Using libexpat1-dev from debian sid (2.4.7-1) this complains:

fxml_stream:parse_element(<<"<a><d xmlns='b&#xA;c' /><d:c xmlns:d='b' /></a>">>).
{error,{2,<<"syntax error">>}}

But, when using libexpat1-dev from debian stable (2.2.10-2) or from debian testing (2.4.4-1), it gets parsed as:

fxml_stream:parse_element(<<"<a><d xmlns='b&#xA;c' /><d:c xmlns:d='b' /></a>">>).
{xmlel,<<"a">>,[],
       [{xmlel,<<"d:c">>,[{<<"xmlns">>,<<"b\nc">>}],[]},
        {xmlel,<<"d:c">>,[{<<"xmlns:d">>,<<"b">>}],[]}]}

[hartwork]

@badlop yes, but please note that Debian stable — codename bullseye — has Expat 2.2.10-2+deb11u3 with backport fixes in "channel" bullseye-security. So users only have 2.2.10-2 on Debian stable systems that are lacking security updates.

[hartwork]

@badlop PS: With regard to testing/bookworm, I believe testing does not have a -security channel and is not forwarded to 2.4.7-1 of unstable/sid yet, because of a migration blocker that still needs someone to resolve.

[badlop]

Ah, right! I forgot to enable bullseye-security, which includes that backported fix, as you explained.

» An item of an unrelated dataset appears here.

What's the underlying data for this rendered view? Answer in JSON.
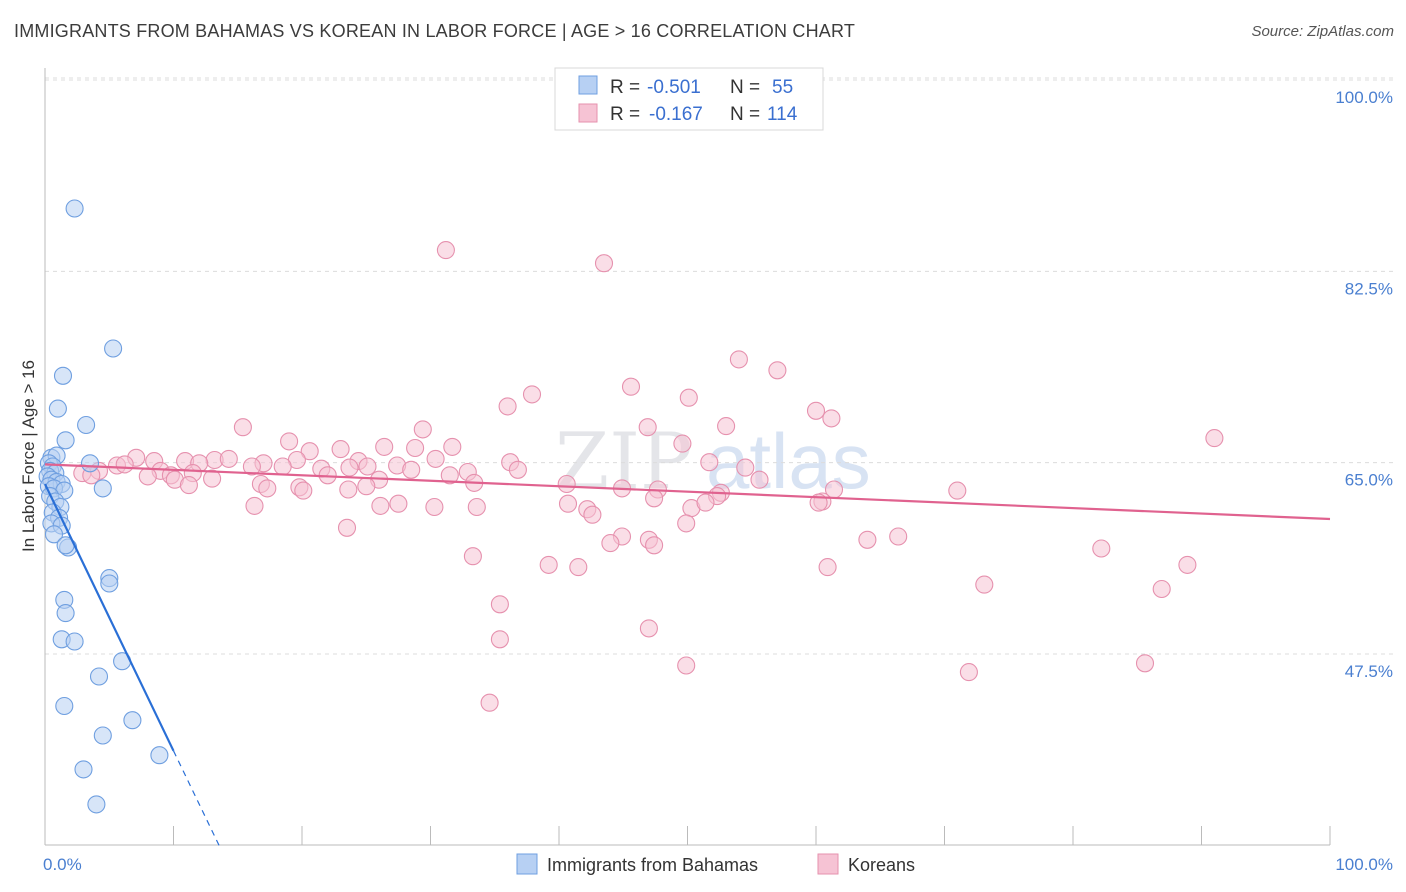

Thanks! I've added a test to the suite, so packagers and admins can verify it easily.

I'll make sure this is mentioned in the changelog when released.

[hartwork]

Cool, thank you! 👍

[hartwork]

I believe testing does not have a -security channel and is not forwarded to 2.4.7-1 of unstable/sid yet, because of a migration blocker that still needs someone to resolve.

Quick update on that^^: Now resolved, testing/bookworm is at Expat 2.4.7-1 now.